Michael J. Burry, the investor known for his successful bet against the U.S. housing market before the 2008 financial crisis, has placed a significant bearish wager on two of the most prominent AI-linked stocks. Scion Asset Management, the fund Burry runs, disclosed put options covering 1,000,000 shares of Nvidia and 5,000,000 shares of Palantir in a regulatory filing for the quarter ended September 30, 2025. The positions represent a concentrated bet that both stocks will decline, and the disclosure triggered immediate selling pressure in AI names as traders reassessed how much optimism is already priced into the sector.
Scion’s put options signal a direct challenge to AI valuations
The scale of the positions stands out. Scion’s 13F information table lists 1,000,000 shares worth of Nvidia puts and 5,000,000 shares worth of Palantir puts, both classified simply as “Put” with no strike price or expiration date disclosed. That gap matters. A 13F filing reports the number of shares underlying option contracts and their market value at quarter-end, but it does not reveal the terms that define the actual bet, including the price at which the options become profitable or when they expire.
Because those details are missing, outside observers have relied on assumptions. The roughly 30 percent downside sometimes referenced in market commentary is an inference drawn from typical out-of-the-money put structures, not a figure Burry or Scion has stated publicly. Without knowing the strike prices, it is impossible to say whether Burry is bracing for a modest pullback from stretched levels or positioning for a deeper collapse in AI-related equities.
What the filing does confirm is that Burry personally signed the document. The 13F cover page names Michael J. Burry as the reporting manager for Scion Asset Management, LLC, with the filing submitted on November 3, 2025. That timing is consistent with the SEC’s 45-day deadline after the end of a calendar quarter, and it means the positions were held as of September 30 but could have been opened, adjusted, or closed at any point during the third quarter or afterward. Investors parsing the disclosure therefore know what Scion owned on a single date, not how Burry may have traded around the positions in the weeks since.
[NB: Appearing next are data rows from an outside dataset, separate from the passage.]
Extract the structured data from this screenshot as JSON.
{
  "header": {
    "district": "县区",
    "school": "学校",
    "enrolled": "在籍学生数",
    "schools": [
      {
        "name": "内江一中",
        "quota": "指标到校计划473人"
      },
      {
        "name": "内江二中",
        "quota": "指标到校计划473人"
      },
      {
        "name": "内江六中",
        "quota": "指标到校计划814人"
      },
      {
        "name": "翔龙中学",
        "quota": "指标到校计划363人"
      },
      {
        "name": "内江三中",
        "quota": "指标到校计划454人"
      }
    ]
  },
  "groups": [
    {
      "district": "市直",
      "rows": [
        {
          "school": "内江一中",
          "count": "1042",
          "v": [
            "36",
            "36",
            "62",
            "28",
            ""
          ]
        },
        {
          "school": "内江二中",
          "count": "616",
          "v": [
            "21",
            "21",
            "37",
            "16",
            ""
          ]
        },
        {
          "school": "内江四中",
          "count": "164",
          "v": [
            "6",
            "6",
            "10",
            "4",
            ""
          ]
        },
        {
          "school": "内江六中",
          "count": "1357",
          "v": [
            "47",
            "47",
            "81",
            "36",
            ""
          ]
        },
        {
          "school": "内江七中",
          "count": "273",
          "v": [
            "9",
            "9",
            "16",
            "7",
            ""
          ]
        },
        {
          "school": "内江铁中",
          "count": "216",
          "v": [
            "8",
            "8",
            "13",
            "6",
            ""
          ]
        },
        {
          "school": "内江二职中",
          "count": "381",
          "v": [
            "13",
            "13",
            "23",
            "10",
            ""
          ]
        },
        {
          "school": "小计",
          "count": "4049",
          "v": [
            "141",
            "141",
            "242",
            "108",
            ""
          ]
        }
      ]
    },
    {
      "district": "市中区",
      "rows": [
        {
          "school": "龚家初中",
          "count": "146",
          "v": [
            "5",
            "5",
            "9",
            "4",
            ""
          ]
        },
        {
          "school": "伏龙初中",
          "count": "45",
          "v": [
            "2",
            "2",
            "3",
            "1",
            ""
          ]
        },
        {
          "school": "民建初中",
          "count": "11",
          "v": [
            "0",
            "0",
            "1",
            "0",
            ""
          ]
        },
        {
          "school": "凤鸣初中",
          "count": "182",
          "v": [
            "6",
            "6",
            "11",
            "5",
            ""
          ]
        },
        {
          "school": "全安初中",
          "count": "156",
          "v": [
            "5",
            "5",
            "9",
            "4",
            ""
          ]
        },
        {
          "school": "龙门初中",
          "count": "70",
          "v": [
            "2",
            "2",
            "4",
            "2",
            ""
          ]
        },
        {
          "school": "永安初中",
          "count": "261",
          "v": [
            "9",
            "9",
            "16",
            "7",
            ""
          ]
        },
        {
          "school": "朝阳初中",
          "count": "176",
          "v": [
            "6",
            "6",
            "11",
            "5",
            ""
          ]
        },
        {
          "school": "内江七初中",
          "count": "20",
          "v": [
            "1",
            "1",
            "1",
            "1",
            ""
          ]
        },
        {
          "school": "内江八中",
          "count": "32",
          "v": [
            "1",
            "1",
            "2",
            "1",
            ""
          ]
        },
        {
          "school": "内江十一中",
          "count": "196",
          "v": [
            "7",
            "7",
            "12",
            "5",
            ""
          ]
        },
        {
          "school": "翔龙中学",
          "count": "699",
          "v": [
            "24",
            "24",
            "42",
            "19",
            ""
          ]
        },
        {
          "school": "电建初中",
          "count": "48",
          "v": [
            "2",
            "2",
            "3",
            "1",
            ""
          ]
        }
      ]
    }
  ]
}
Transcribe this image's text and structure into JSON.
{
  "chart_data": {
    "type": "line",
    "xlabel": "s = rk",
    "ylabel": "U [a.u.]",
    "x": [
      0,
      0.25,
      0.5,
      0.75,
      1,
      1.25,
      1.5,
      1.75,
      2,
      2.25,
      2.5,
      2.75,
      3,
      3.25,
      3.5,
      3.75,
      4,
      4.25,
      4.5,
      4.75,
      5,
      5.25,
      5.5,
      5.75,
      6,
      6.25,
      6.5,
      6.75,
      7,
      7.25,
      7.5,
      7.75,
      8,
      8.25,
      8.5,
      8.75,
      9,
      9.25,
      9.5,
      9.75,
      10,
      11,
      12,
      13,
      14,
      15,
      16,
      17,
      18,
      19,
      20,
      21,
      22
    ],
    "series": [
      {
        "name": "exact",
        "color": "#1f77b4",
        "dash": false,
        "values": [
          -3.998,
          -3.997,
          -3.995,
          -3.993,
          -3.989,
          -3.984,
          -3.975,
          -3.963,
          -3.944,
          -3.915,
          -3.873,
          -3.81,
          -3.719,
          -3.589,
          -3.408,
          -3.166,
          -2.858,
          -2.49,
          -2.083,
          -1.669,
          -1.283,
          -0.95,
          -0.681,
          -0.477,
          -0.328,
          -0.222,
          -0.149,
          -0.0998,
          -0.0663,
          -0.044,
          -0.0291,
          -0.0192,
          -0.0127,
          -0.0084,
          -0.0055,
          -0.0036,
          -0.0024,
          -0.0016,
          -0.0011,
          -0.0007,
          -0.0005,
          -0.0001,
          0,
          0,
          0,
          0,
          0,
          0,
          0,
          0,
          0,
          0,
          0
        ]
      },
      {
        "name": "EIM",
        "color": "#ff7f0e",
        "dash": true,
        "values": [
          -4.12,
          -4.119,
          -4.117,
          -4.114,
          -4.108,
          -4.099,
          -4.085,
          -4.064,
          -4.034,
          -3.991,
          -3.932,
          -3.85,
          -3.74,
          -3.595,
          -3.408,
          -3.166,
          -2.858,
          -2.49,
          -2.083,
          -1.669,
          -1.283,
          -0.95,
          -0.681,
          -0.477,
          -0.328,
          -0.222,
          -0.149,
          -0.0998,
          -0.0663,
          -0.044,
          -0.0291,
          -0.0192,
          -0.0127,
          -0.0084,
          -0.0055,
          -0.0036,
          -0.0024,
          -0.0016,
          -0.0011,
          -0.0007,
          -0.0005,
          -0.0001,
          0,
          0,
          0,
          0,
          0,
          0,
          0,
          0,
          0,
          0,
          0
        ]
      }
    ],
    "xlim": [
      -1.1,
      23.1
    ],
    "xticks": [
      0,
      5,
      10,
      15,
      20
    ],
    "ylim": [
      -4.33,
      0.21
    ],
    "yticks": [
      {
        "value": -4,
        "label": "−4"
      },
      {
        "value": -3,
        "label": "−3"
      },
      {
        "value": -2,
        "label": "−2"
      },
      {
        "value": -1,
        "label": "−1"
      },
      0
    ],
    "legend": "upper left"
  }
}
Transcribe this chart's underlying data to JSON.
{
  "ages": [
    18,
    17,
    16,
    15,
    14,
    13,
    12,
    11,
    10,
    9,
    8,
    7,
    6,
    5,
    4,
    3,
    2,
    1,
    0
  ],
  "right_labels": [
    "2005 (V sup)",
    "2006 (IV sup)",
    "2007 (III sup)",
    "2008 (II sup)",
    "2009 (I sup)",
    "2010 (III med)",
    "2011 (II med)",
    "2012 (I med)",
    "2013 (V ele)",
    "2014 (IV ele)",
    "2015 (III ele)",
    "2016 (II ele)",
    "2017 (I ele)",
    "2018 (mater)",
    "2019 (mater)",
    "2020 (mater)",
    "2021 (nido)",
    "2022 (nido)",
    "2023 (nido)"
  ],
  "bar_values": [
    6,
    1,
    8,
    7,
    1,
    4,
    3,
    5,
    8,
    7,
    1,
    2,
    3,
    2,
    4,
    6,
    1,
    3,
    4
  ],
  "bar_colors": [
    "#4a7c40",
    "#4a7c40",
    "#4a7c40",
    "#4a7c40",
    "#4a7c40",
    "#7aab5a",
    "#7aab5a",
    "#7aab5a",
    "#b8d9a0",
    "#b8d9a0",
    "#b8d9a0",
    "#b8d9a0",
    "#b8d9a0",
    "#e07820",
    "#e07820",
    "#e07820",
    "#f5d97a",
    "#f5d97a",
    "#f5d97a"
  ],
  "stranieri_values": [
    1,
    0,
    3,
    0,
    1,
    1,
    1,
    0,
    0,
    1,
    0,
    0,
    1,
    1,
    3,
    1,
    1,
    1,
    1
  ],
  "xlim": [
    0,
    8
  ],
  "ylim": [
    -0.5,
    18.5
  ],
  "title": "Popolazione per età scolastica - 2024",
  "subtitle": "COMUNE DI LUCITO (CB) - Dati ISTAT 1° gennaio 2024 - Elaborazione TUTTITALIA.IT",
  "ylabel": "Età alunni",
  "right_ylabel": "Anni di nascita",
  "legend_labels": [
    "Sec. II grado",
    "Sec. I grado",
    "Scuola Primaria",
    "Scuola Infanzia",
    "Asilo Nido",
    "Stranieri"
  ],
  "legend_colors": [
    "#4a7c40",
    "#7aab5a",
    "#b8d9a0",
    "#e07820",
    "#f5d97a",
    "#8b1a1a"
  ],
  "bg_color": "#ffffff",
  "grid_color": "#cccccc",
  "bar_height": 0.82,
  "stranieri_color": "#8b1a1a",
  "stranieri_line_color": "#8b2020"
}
What Scion’s filing history and market reaction reveal
Scion has maintained a regular 13F filing cadence. An earlier report for the period ended March 31, 2025, was submitted on May 15, 2025, according to SEC records. Comparing the March and September filings would show whether the Nvidia and Palantir puts are entirely new positions or expansions of smaller bearish bets, but the full contents of the March information table are not detailed in the available reporting. Even without that comparison, the sheer size of the current trades relative to Scion’s overall portfolio underscores how focused Burry’s skepticism has become.
The concentration of bearish exposure in two names, rather than a broad basket of technology stocks, suggests Burry sees specific vulnerability in AI-related valuations rather than a generalized call for a sector-wide correction. Nvidia has been the primary hardware beneficiary of the AI boom, while Palantir has pitched its software platforms as critical infrastructure for governments and corporations adopting machine learning. Both narratives depend on sustained, rapid growth in AI spending and on the ability of each company to maintain pricing power and competitive advantages.
The market responded quickly once the filing became public. AI stocks wavered as traders digested the idea that one of the most famous crisis-era bears was targeting flagship names of the current boom. Short-term volatility followed in both Nvidia and Palantir as options activity picked up and some momentum-focused investors locked in profits. The reaction highlighted how sensitive AI-linked shares have become to any signal that enthusiasm might be peaking.
For Palantir in particular, Burry’s bet landed in the middle of a heated debate over valuation. Supporters argue that the company’s government contracts and expanding commercial footprint justify premium pricing, while critics contend that revenue growth and profitability do not yet match the stock’s lofty multiples. A high-profile short thesis from a figure like Burry adds weight to the skeptical side of that argument, even though his specific rationale remains undisclosed.
Still, 13F data has limits. The filings do not reveal whether Scion has offsetting long positions, hedges, or complex option spreads that would change the net exposure implied by the headline put numbers. Nor do they capture intraday trading or positions in instruments that are not reportable on Form 13F. For investors tempted to mirror Burry’s trades, those blind spots are crucial: the public can see only a snapshot of one part of his book, delayed by several weeks.
In that sense, the Nvidia and Palantir puts are best understood as a clear signal of concern about AI valuations rather than a precise forecast of where the stocks must trade. Burry has once again positioned himself against a dominant market narrative, this time questioning whether the promise of artificial intelligence can support the prices investors are currently willing to pay. Whether that skepticism proves prescient will depend not just on quarterly earnings, but on how quickly real-world AI adoption catches up with the expectations embedded in today’s market leaders.